This Is What People Need to Stop Saying When a Black Person Brings Up Race

Impact

Political punchline and former Vice President Dick Cheney told Playboy this month that President Barack Obama and outgoing Attorney General Eric Holder were playing the "race card" when they attributed criticism they've faced to race. 

"I think they're playing the race card, in my view," Cheney said. "To say that we criticize, or that I criticize, Barack Obama or Eric Holder because of race, I just think it's obviously not true." 

Cheney is right in at least one respect. Those in public office should be openly critiqued on their jobs — that's how democracy works. The fact that Obama and Holder are people of color doesn't mean they shouldn't be subject to the same amount of scrutiny any other president or attorney general faces. 

However, as the first black men to serve as president and attorney general, respectively, both have had to deal with issues of race during their tenure, pointed either toward them (like when it was revealed that fellow Democrat Harry Reid made racist remarks about Obama during the 2008 presidential campaign), or involving others, such as addressing the police brutality toward African-Americans in places like Ferguson, Missouri, and New York. But whenever either of these men address these issues, or claim that they are being more closely scrutinized because of their race, they are inevitably labeled with using the race card.

Why this doesn't help anyone: Saying a person of color is using the "race card" negates their authority to then talk about issues of identity and race on their own terms. It also cheapens their voice when they talk about the sort of subtle racism that people of color tend to face that white people don't necessarily experience on a regular basis. 

In July 2014, for example, Holder cited the conservative call for "taking the country back" as having a racially exclusive undertone. His view invited plenty of blowback for, of course, playing the race card. In response, conservative pundit Rush Limbaugh accused Holder of taking the role of the victim: 

The president of the United States, attorney general of the United States, oh, poor guys, poor victims of a mean, racist America. ... They point fingers at these mysterious, evil forces and then claim not to know what's in their hearts.

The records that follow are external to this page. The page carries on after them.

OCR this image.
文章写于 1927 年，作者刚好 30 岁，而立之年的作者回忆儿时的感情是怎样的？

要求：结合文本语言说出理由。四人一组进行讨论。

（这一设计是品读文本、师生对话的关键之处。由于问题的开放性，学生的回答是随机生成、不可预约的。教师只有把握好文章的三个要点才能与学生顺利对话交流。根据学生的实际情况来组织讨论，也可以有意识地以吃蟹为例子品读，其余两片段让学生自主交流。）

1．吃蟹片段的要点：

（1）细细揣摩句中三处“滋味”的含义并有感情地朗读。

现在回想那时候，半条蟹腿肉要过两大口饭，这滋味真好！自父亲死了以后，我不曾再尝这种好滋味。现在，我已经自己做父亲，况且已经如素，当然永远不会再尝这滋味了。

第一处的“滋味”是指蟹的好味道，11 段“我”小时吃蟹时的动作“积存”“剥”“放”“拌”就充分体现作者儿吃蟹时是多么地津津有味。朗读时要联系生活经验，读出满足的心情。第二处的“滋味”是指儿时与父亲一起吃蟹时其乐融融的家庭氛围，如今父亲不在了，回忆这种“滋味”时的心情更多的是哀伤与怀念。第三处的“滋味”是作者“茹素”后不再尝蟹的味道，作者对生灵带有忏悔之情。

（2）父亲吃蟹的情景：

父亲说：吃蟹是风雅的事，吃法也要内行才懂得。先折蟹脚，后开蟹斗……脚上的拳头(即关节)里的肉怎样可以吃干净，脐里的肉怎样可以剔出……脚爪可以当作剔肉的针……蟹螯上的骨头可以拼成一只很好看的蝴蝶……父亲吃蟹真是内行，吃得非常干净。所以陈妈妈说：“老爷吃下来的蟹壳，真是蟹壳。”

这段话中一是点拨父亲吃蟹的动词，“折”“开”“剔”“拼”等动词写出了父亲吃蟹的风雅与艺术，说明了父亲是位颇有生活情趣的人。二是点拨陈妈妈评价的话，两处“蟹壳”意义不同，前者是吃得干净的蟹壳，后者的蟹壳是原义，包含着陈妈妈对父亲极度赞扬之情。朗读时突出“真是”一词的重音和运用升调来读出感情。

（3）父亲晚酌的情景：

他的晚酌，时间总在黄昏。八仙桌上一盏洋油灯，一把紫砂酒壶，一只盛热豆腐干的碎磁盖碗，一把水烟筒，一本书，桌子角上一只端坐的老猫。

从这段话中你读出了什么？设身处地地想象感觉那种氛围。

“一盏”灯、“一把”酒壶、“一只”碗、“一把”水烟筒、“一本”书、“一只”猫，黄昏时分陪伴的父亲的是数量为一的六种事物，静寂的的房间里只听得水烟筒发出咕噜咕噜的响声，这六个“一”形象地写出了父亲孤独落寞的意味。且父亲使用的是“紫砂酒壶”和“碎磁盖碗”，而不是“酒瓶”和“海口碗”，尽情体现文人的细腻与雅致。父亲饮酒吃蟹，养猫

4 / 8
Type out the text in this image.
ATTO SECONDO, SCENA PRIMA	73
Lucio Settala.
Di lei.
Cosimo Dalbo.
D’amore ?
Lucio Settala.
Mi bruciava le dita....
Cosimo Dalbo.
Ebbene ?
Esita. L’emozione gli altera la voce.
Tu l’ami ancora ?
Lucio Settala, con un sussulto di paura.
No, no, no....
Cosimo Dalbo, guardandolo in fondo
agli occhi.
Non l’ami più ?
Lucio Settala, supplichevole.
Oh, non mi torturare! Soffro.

But Holder had a point: The desire to "take the country back" raises the question, "To where or when would we be taking the country?" We wouldn't have to go "back" far to land in a time period when most people of color, women, LGBTQ people and any other marginalized group had fewer rights and freedoms than they have now. It's hard to discern how such a sentiment doesn't have a racial bias to it, but because Holder is black, his point, though arguably correct, is overshadowed by accusations of "playing the race card."

The fallacy of colorblind critiquing of this president and attorney general rests in the fact that it only invites more conflict-ridden, terse conversations between white people and people of color when it comes to racism. Ultimately, accusing others of playing the so-called "race card" says it's not OK to talk about race when it makes others feel uncomfortable. Take, for example, this observation from Washington University in St. Louis associate professor Jeffrey Q. McCune Jr.:

The complaint I receive often, while teaching at a private, elite institution, where many students think they are highly liberal: "I am so tired of thinking, talking, writing about race." Some go so far as to say they're experiencing "race fatigue."

Fordham University's Mark Naison, who is a white professor of history and African-American studies, echoes McCune's thoughts: 

If you are a white scholar who teaches in an ethnic studies department or program, best be prepared for the greatest skepticism and resistance to come from whites who think the whole field is illegitimate and preaches hatred of white people and contempt for American traditions. A lot of whites in the U.S. now think they are the major victims of racism and that black people play the race card against them to gain unfair advantages. 

And that's in academia, where progressive ideology presumably flourishes. 

Where the deck is stacked: When people accuse others of playing the race card, one must ask who is actually playing it? Is it the people who call out racism, or those who feel uncomfortable facing racism, whether they're involved in it or not? In either case, saying someone else is playing the race card inherently stops the dialog on race, and that helps no one.